Ezra's Bookshelf

Crying in H Mart

by Michelle Zauner ยท 257 pages

The H Mart is a Korean supermarket chain, and for Michelle Zauner it represents everything she lost when her mother died of cancer. This memoir explores grief through food, tracing how the Korean dishes her mother prepared became a way to maintain connection after death. Zauner, the singer and guitarist of the band Japanese Breakfast, grew up caught between her Korean mother's expectations and her American adolescence. She rebelled, moved away, started a band that seemed unlikely to succeed. When her mother was diagnosed with terminal cancer, she returned home to care for her and began learning to cook the foods she had taken for granted. The book moves between the intensity of illness and the longer arc of a life: childhood in Oregon, teenage conflicts, early adulthood in Philadelphia, marriage, and the building of a musical career.

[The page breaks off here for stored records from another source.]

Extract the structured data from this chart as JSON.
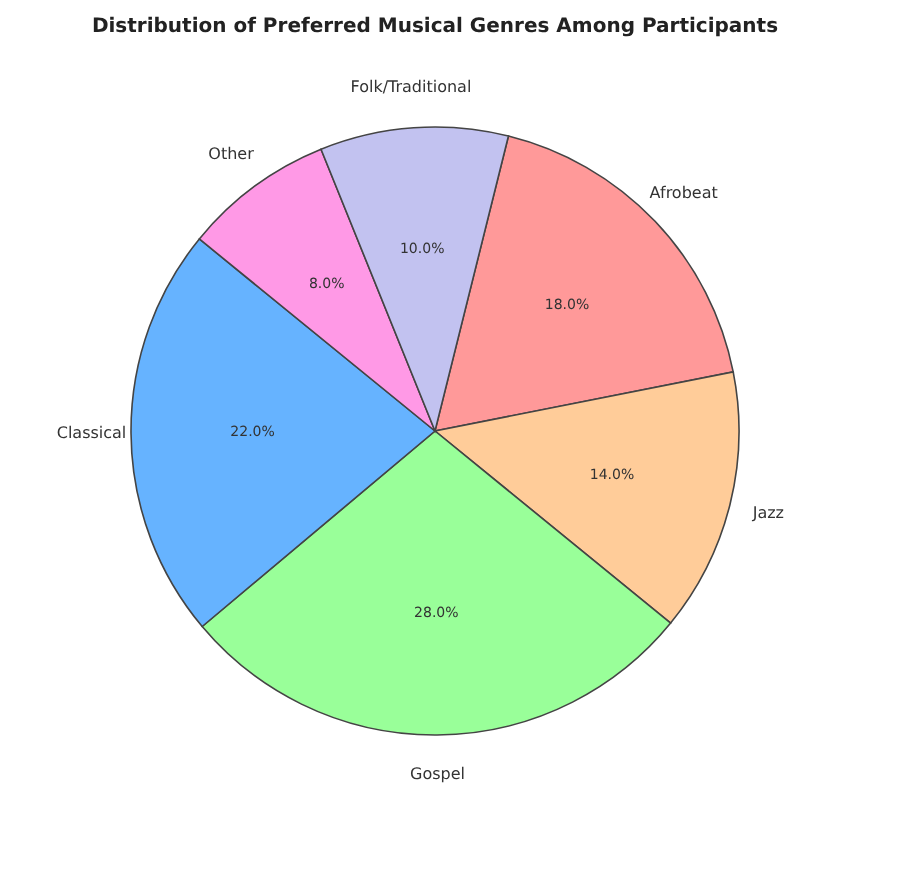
{
  "chart_data": {
    "type": "pie",
    "title": "Distribution of Preferred Musical Genres Among Participants",
    "categories": [
      "Afrobeat",
      "Jazz",
      "Gospel",
      "Classical",
      "Other",
      "Folk/Traditional"
    ],
    "values": [
      18.0,
      14.0,
      28.0,
      22.0,
      8.0,
      10.0
    ],
    "colors": [
      "#ff9999",
      "#ffcc99",
      "#99ff99",
      "#66b3ff",
      "#ff99e6",
      "#c2c2f0"
    ],
    "value_labels": [
      "18.0%",
      "14.0%",
      "28.0%",
      "22.0%",
      "8.0%",
      "10.0%"
    ]
  }
}
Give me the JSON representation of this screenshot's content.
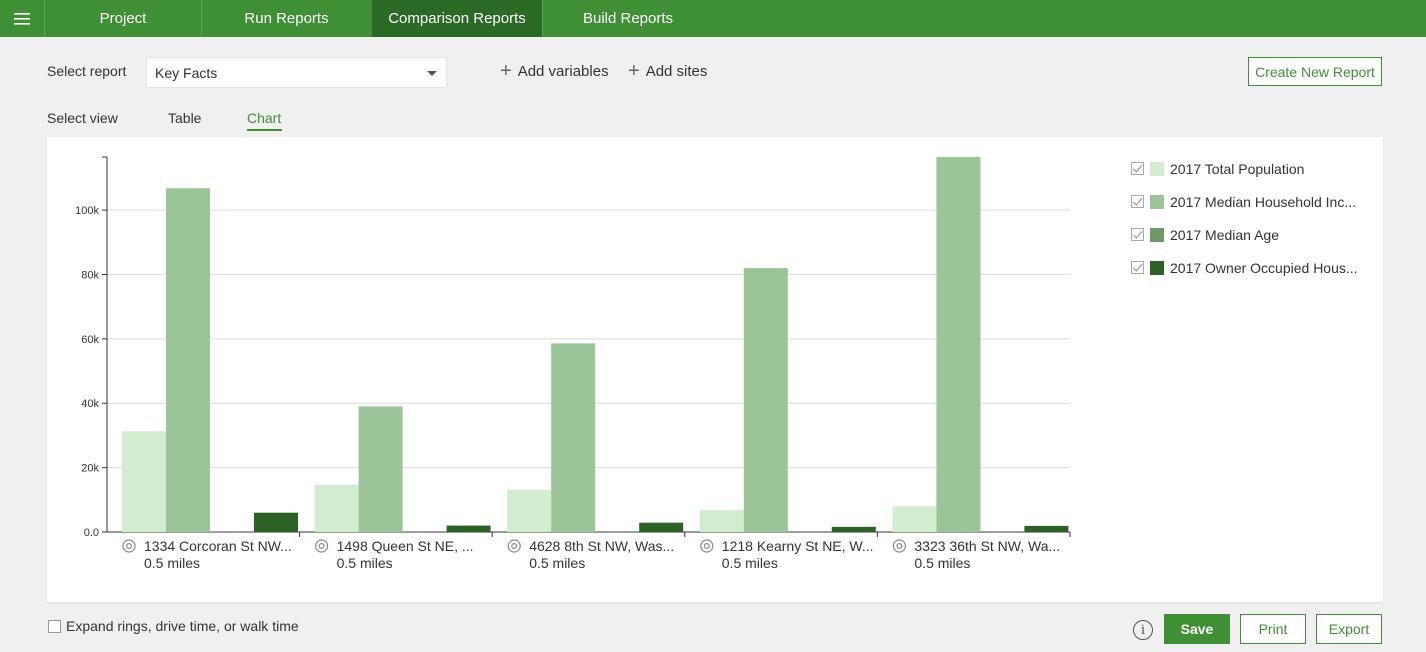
{
  "nav": {
    "menu_icon": "hamburger-icon",
    "tabs": [
      {
        "label": "Project"
      },
      {
        "label": "Run Reports"
      },
      {
        "label": "Comparison Reports",
        "active": true
      },
      {
        "label": "Build Reports"
      }
    ]
  },
  "controls": {
    "select_report_label": "Select report",
    "report_value": "Key Facts",
    "add_variables": "Add variables",
    "add_sites": "Add sites",
    "create_new_report": "Create New Report"
  },
  "view": {
    "label": "Select view",
    "tabs": [
      {
        "label": "Table"
      },
      {
        "label": "Chart",
        "active": true
      }
    ]
  },
  "legend": [
    {
      "label": "2017 Total Population",
      "color": "#d2ecd0",
      "checked": true
    },
    {
      "label": "2017 Median Household Inc...",
      "color": "#9bc499",
      "checked": true
    },
    {
      "label": "2017 Median Age",
      "color": "#6b9a67",
      "checked": true
    },
    {
      "label": "2017 Owner Occupied Hous...",
      "color": "#2d6227",
      "checked": true
    }
  ],
  "chart_data": {
    "type": "bar",
    "categories": [
      {
        "site": "1334 Corcoran St NW...",
        "radius": "0.5 miles"
      },
      {
        "site": "1498 Queen St NE, ...",
        "radius": "0.5 miles"
      },
      {
        "site": "4628 8th St NW, Was...",
        "radius": "0.5 miles"
      },
      {
        "site": "1218 Kearny St NE, W...",
        "radius": "0.5 miles"
      },
      {
        "site": "3323 36th St NW, Wa...",
        "radius": "0.5 miles"
      }
    ],
    "series": [
      {
        "name": "2017 Total Population",
        "values": [
          31300,
          14700,
          13100,
          6800,
          8000
        ]
      },
      {
        "name": "2017 Median Household Inc...",
        "values": [
          106800,
          39000,
          58600,
          82000,
          116500
        ]
      },
      {
        "name": "2017 Median Age",
        "values": [
          34,
          35,
          36,
          37,
          38
        ]
      },
      {
        "name": "2017 Owner Occupied Hous...",
        "values": [
          6000,
          2000,
          2900,
          1600,
          1900
        ]
      }
    ],
    "yticks": [
      "0.0",
      "20k",
      "40k",
      "60k",
      "80k",
      "100k"
    ],
    "ytick_values": [
      0,
      20000,
      40000,
      60000,
      80000,
      100000
    ],
    "ylim": [
      0,
      116500
    ],
    "grid": true,
    "legend_position": "right"
  },
  "footer": {
    "expand_label": "Expand rings, drive time, or walk time",
    "info_glyph": "i",
    "save": "Save",
    "print": "Print",
    "export": "Export"
  }
}
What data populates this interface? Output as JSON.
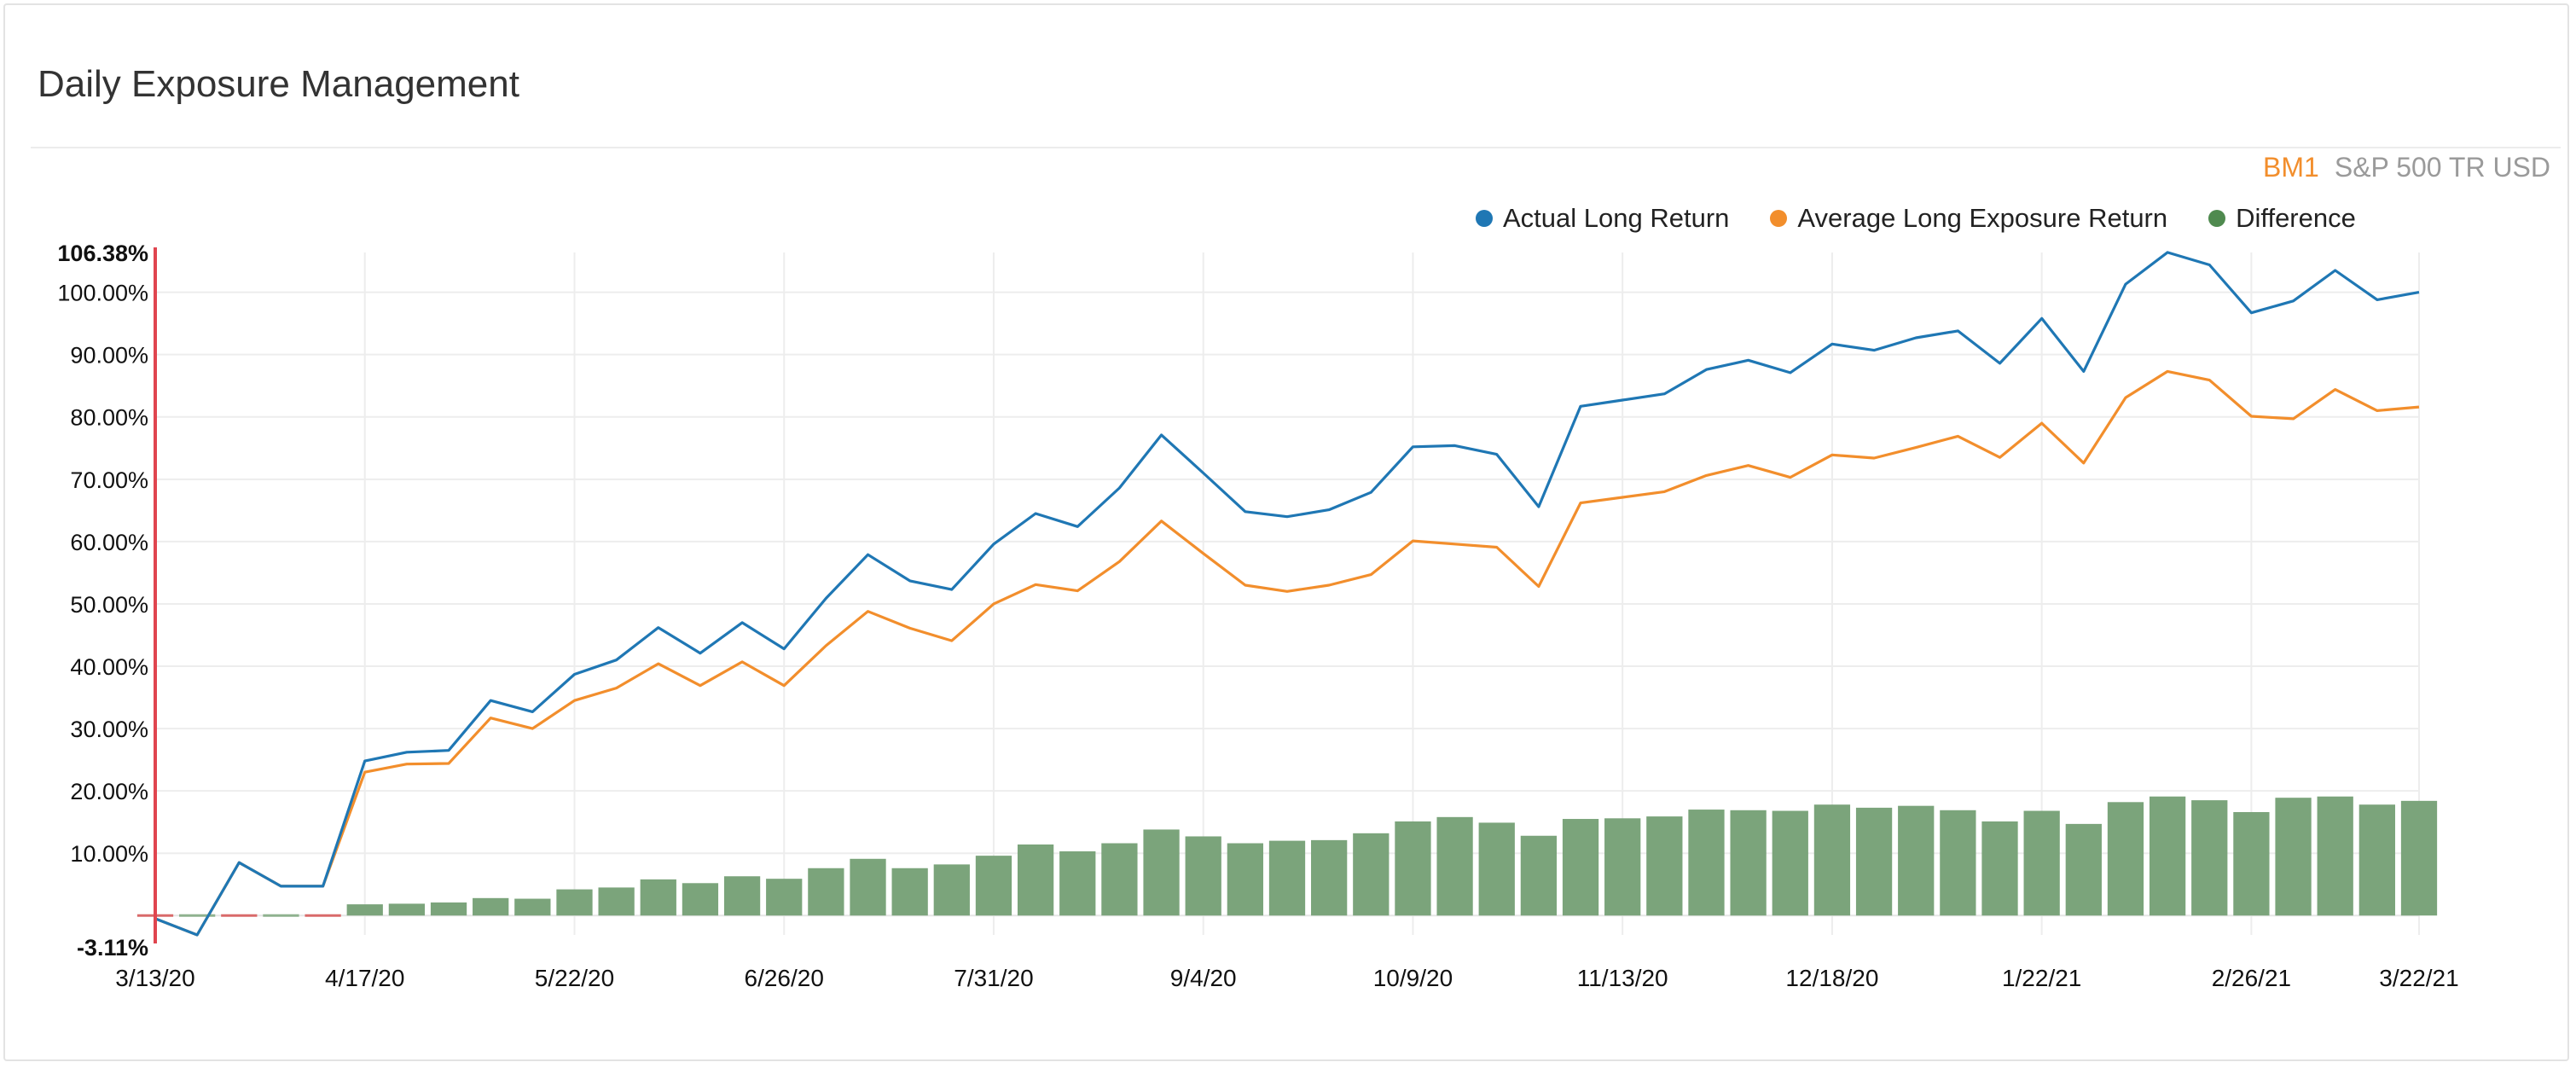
{
  "header": {
    "title": "Daily Exposure Management"
  },
  "benchmark": {
    "code": "BM1",
    "name": "S&P 500 TR USD"
  },
  "colors": {
    "actual": "#1f77b4",
    "average": "#f28e2c",
    "difference": "#7ba47b",
    "axis_marker": "#e0454f"
  },
  "chart_data": {
    "type": "line+bar",
    "title": "Daily Exposure Management",
    "legend_position": "top-right",
    "legend": [
      "Actual Long Return",
      "Average Long Exposure Return",
      "Difference"
    ],
    "y_axis": {
      "min": -3.11,
      "max": 106.38,
      "max_label": "106.38%",
      "min_label": "-3.11%",
      "ticks": [
        10,
        20,
        30,
        40,
        50,
        60,
        70,
        80,
        90,
        100
      ],
      "tick_labels": [
        "10.00%",
        "20.00%",
        "30.00%",
        "40.00%",
        "50.00%",
        "60.00%",
        "70.00%",
        "80.00%",
        "90.00%",
        "100.00%"
      ],
      "grid": true
    },
    "x_axis": {
      "tick_labels": [
        "3/13/20",
        "4/17/20",
        "5/22/20",
        "6/26/20",
        "7/31/20",
        "9/4/20",
        "10/9/20",
        "11/13/20",
        "12/18/20",
        "1/22/21",
        "2/26/21",
        "3/22/21"
      ],
      "tick_index": [
        0,
        5,
        10,
        15,
        20,
        25,
        30,
        35,
        40,
        45,
        50,
        54.6
      ],
      "grid": true
    },
    "series": [
      {
        "name": "Actual Long Return",
        "type": "line",
        "values": [
          -0.5,
          -3.11,
          8.5,
          4.7,
          4.7,
          24.8,
          26.2,
          26.5,
          34.5,
          32.7,
          38.7,
          41.0,
          46.2,
          42.1,
          47.0,
          42.8,
          50.9,
          57.9,
          53.7,
          52.3,
          59.6,
          64.5,
          62.4,
          68.6,
          77.1,
          71.0,
          64.8,
          64.0,
          65.1,
          67.9,
          75.2,
          75.4,
          74.0,
          65.6,
          81.7,
          82.7,
          83.7,
          87.6,
          89.1,
          87.1,
          91.7,
          90.7,
          92.7,
          93.8,
          88.6,
          95.8,
          87.3,
          101.3,
          106.4,
          104.4,
          96.7,
          98.6,
          103.5,
          98.8,
          100.0
        ]
      },
      {
        "name": "Average Long Exposure Return",
        "type": "line",
        "values": [
          -0.5,
          -3.11,
          8.5,
          4.7,
          4.7,
          23.0,
          24.3,
          24.4,
          31.7,
          30.0,
          34.5,
          36.5,
          40.4,
          36.9,
          40.7,
          36.9,
          43.3,
          48.8,
          46.1,
          44.1,
          50.0,
          53.1,
          52.1,
          56.8,
          63.3,
          58.1,
          53.0,
          52.0,
          53.0,
          54.7,
          60.1,
          59.6,
          59.1,
          52.8,
          66.2,
          67.1,
          68.0,
          70.6,
          72.2,
          70.3,
          73.9,
          73.4,
          75.1,
          76.9,
          73.5,
          79.0,
          72.6,
          83.1,
          87.3,
          85.9,
          80.1,
          79.7,
          84.4,
          81.0,
          81.6
        ]
      },
      {
        "name": "Difference",
        "type": "bar",
        "values": [
          0.0,
          0.0,
          0.0,
          0.0,
          0.0,
          1.8,
          1.9,
          2.1,
          2.8,
          2.7,
          4.2,
          4.5,
          5.8,
          5.2,
          6.3,
          5.9,
          7.6,
          9.1,
          7.6,
          8.2,
          9.6,
          11.4,
          10.3,
          11.6,
          13.8,
          12.7,
          11.6,
          12.0,
          12.1,
          13.2,
          15.1,
          15.8,
          14.9,
          12.8,
          15.5,
          15.6,
          15.9,
          17.0,
          16.9,
          16.8,
          17.8,
          17.3,
          17.6,
          16.9,
          15.1,
          16.8,
          14.7,
          18.2,
          19.1,
          18.5,
          16.6,
          18.9,
          19.1,
          17.8,
          18.4
        ]
      }
    ]
  }
}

Zauner writes about Korean food with sensory precision, making readers taste the textures and feel the labor involved. She also writes about grief honestly, including the anger and guilt and physical symptoms that mourning brings. The book became a phenomenon because it captured experiences that many readers recognized: the complicated love between immigrant parents and American children, the search for identity through heritage, and the persistence of loss. Readers need not share Zauner's background to be moved by her story.